By Elaine Van Develde
It’s that time of the year for a longstanding Fair Haven tradition — photos at the firehouse with Santa.
This year, Santa’s coming to the firehouse between 1 and 3 p.m. on Sunday.
It’s another Fair Haven tradition you can always count on. So, the Retro Pic of the Day takes us back to Santa at the firehouse when it all started.
I remember …
I don’t recall whether or not the Santa visit always took place on a Sunday. I do know that I was always there as a kid, from the early 1960s (OUCH) through the early 1970s.
Though the memories of the specifics are somewhat fuzzy, the sentimentality and emotional ties are still as vivid as the red on Jolly Ol’ Saint Nick’s suit.
There were the scents … Peppermint and gas. Yes. I remember the peppermint scent from a room full of sticky-fingered kids with candy canes upstairs in the firehouse, and the, yes, comforting waft of gas from the fire trucks that protected us. Then there was the excitement then doubt of whether or not I was still a believer.
Oh, and the nagging obsession over whether or not that beard was real.
If I told my parents I didn’t believe it was real, as if unmasking some major fraud, then they’d say it was one of Santa’s “helpers” trying to share the wealth of his pre-Christmas visits. I think one year, or a few, fireman Bill Overman was a “helper.”

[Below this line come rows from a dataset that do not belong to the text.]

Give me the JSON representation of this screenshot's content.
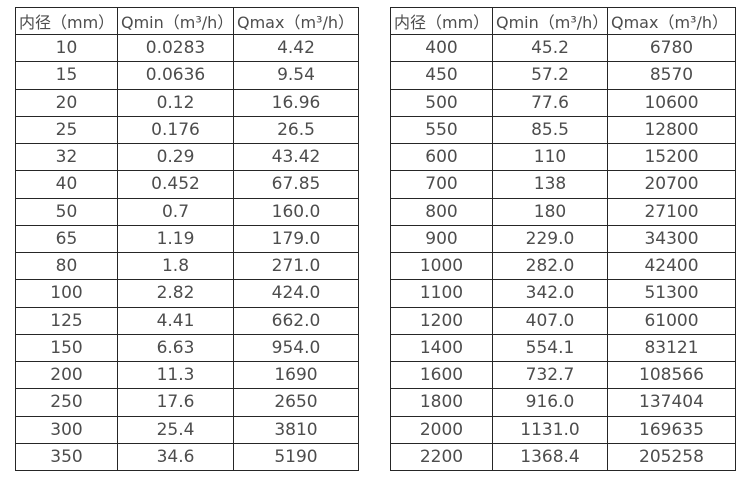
{
  "page": {
    "background": "#ffffff",
    "text_color": "#4d4d4d",
    "border_color": "#262626"
  },
  "tables": [
    {
      "name": "small-diameter-flow-table",
      "headers": [
        "内径（mm）",
        "Qmin（m³/h）",
        "Qmax（m³/h）"
      ],
      "rows": [
        [
          "10",
          "0.0283",
          "4.42"
        ],
        [
          "15",
          "0.0636",
          "9.54"
        ],
        [
          "20",
          "0.12",
          "16.96"
        ],
        [
          "25",
          "0.176",
          "26.5"
        ],
        [
          "32",
          "0.29",
          "43.42"
        ],
        [
          "40",
          "0.452",
          "67.85"
        ],
        [
          "50",
          "0.7",
          "160.0"
        ],
        [
          "65",
          "1.19",
          "179.0"
        ],
        [
          "80",
          "1.8",
          "271.0"
        ],
        [
          "100",
          "2.82",
          "424.0"
        ],
        [
          "125",
          "4.41",
          "662.0"
        ],
        [
          "150",
          "6.63",
          "954.0"
        ],
        [
          "200",
          "11.3",
          "1690"
        ],
        [
          "250",
          "17.6",
          "2650"
        ],
        [
          "300",
          "25.4",
          "3810"
        ],
        [
          "350",
          "34.6",
          "5190"
        ]
      ]
    },
    {
      "name": "large-diameter-flow-table",
      "headers": [
        "内径（mm）",
        "Qmin（m³/h）",
        "Qmax（m³/h）"
      ],
      "rows": [
        [
          "400",
          "45.2",
          "6780"
        ],
        [
          "450",
          "57.2",
          "8570"
        ],
        [
          "500",
          "77.6",
          "10600"
        ],
        [
          "550",
          "85.5",
          "12800"
        ],
        [
          "600",
          "110",
          "15200"
        ],
        [
          "700",
          "138",
          "20700"
        ],
        [
          "800",
          "180",
          "27100"
        ],
        [
          "900",
          "229.0",
          "34300"
        ],
        [
          "1000",
          "282.0",
          "42400"
        ],
        [
          "1100",
          "342.0",
          "51300"
        ],
        [
          "1200",
          "407.0",
          "61000"
        ],
        [
          "1400",
          "554.1",
          "83121"
        ],
        [
          "1600",
          "732.7",
          "108566"
        ],
        [
          "1800",
          "916.0",
          "137404"
        ],
        [
          "2000",
          "1131.0",
          "169635"
        ],
        [
          "2200",
          "1368.4",
          "205258"
        ]
      ]
    }
  ]
}
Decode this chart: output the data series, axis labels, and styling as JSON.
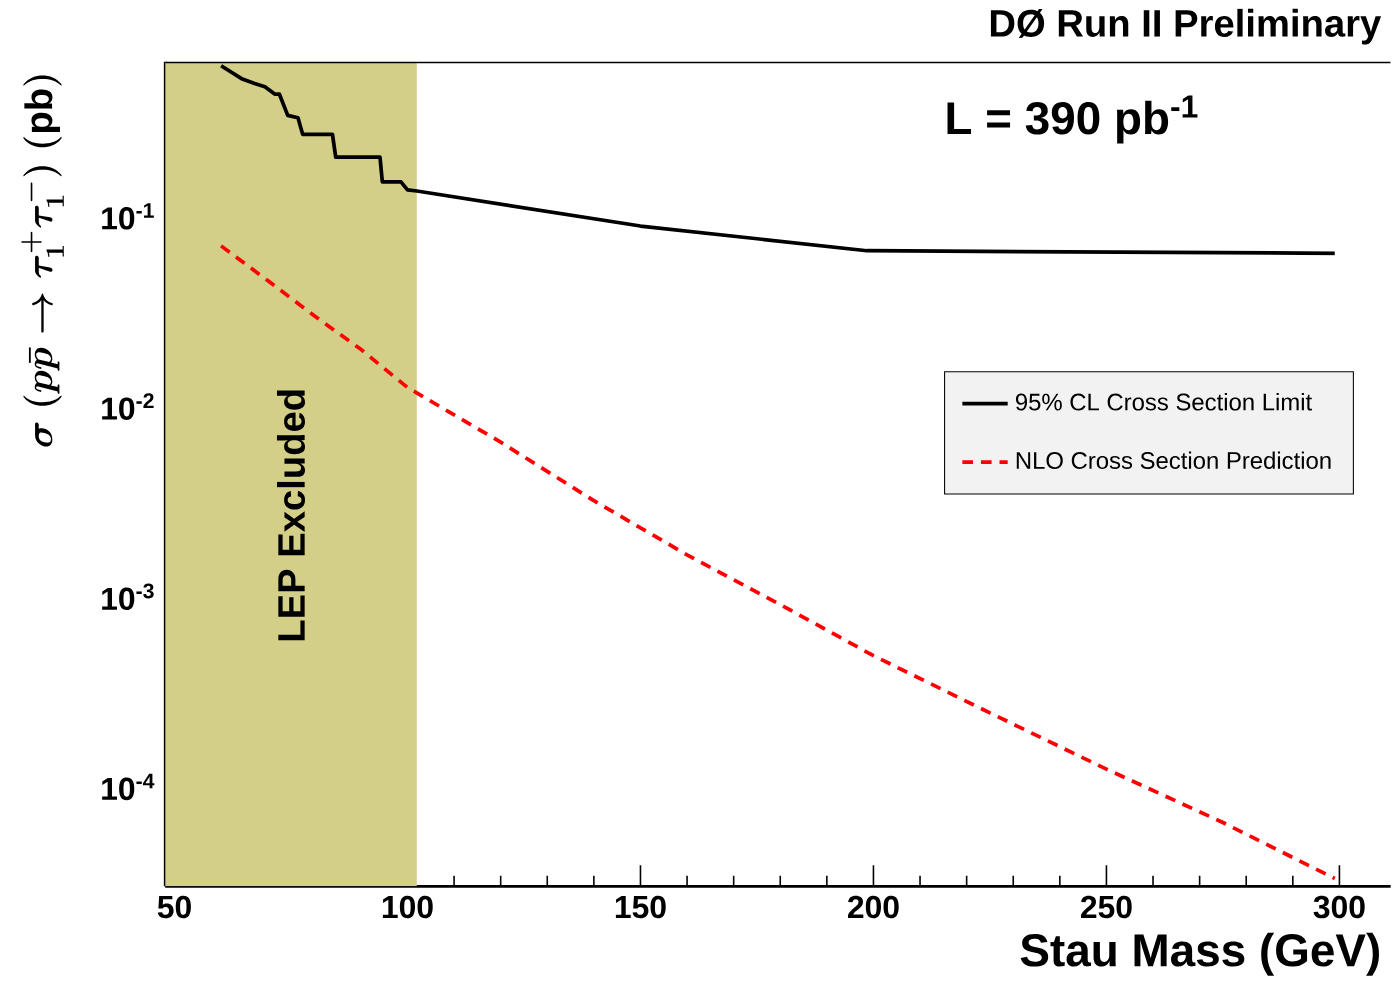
{
  "chart_data": {
    "type": "line",
    "title": "DØ Run II Preliminary",
    "xlabel": "Stau Mass (GeV)",
    "ylabel": "\\sigma\\ (p\\bar{p}\\rightarrow\\tau_1^+\\tau_1^-)\\ \\mathrm{(pb)}",
    "annotations": [
      "L = 390 pb$^{-1}$"
    ],
    "log": "y",
    "xlim": [
      48,
      311
    ],
    "ylim": [
      3e-05,
      0.65
    ],
    "xticks": [
      50,
      100,
      150,
      200,
      250,
      300
    ],
    "yticks": [
      {
        "value": 0.0001,
        "label": "10$^{-4}$"
      },
      {
        "value": 0.001,
        "label": "10$^{-3}$"
      },
      {
        "value": 0.01,
        "label": "10$^{-2}$"
      },
      {
        "value": 0.1,
        "label": "10$^{-1}$"
      }
    ],
    "bands": [
      {
        "axis": "x",
        "from": 48,
        "to": 102,
        "label": "LEP Excluded",
        "color": "#d4cf88"
      }
    ],
    "legend": "right",
    "grid": false,
    "series": [
      {
        "name": "95% CL Cross Section Limit",
        "color": "#000000",
        "line_style": "solid",
        "x": [
          60,
          64.4,
          67.2,
          69.4,
          71.5,
          72.5,
          74.3,
          76.5,
          77.5,
          78.2,
          83.9,
          84.6,
          85.1,
          94.1,
          94.6,
          95.1,
          98.6,
          100,
          102,
          150,
          198.6,
          299
        ],
        "values": [
          0.62,
          0.53,
          0.5,
          0.48,
          0.44,
          0.44,
          0.34,
          0.33,
          0.27,
          0.27,
          0.27,
          0.205,
          0.205,
          0.205,
          0.152,
          0.152,
          0.152,
          0.138,
          0.136,
          0.089,
          0.066,
          0.064
        ]
      },
      {
        "name": "NLO Cross Section Prediction",
        "color": "#ff0000",
        "line_style": "dashed",
        "x": [
          60,
          70,
          80,
          90,
          100,
          120,
          140,
          160,
          180,
          200,
          225,
          250,
          275,
          299
        ],
        "values": [
          0.07,
          0.046,
          0.03,
          0.02,
          0.0126,
          0.0065,
          0.0032,
          0.00166,
          0.00091,
          0.00049,
          0.000245,
          0.000124,
          6.5e-05,
          3.3e-05
        ]
      }
    ]
  }
}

To this day, every time I see the guy, I have a Santa’s helper flashback. That and his mind-altering clown role on the firetruck ride at the fair. Lollipops and candy canes. Candy canes and lollipops.
Specifics aside, there was that undeniable growing attachment to the tradition and the town that was emblazoned in my sometimes weary holiday heart — clown and Santa’s helper PTSD moments and all.
I can still see a montage of that scene that evoked that happy little Fair Haven kid memory cache. There I was, sister and parents beside me, standing there in my green coat and goofy looking knit stocking hat with that big tassel of yarn dangling at the end.
I remember rehearsing what I’d ask for, my poor cash-strapped parents trying to urge me to keep the want modest, because “other kids needed Santa’s help more.”
Then there was the pose clutching the half-eaten candy cane and all the stress of checking out that stinking beard while making sure I got my word in on the most wanted present. All I really wanted was “a doll with a wind,” as I called it.
I got it, after Santa’s elves finally “made enough of them,” and I loved it. The thing didn’t do too much, but I was pretty obsessed with the power of Claus through which it arrived under my tree.
Then there was the part at the firehouse event where we got to go downstairs into the emptied fire truck bays and pick out a pre-Christmas present.
I remember getting one of those potholder making kits. Rest assured, every family member got a really ugly pot holder for that and a few years after.
I think that, the not-so-thrilling, but beloved, doll, the eventual Easy Bake Oven and that cardboard kitchen were my favorites.
Tradition. It really didn’t take much to make a long-lasting one.
Now, off I go to whip up a batch of Christmas cookies in that Easy Bake Oven. Hmmm … Where to put the oven? The kitchen fell apart in 1970.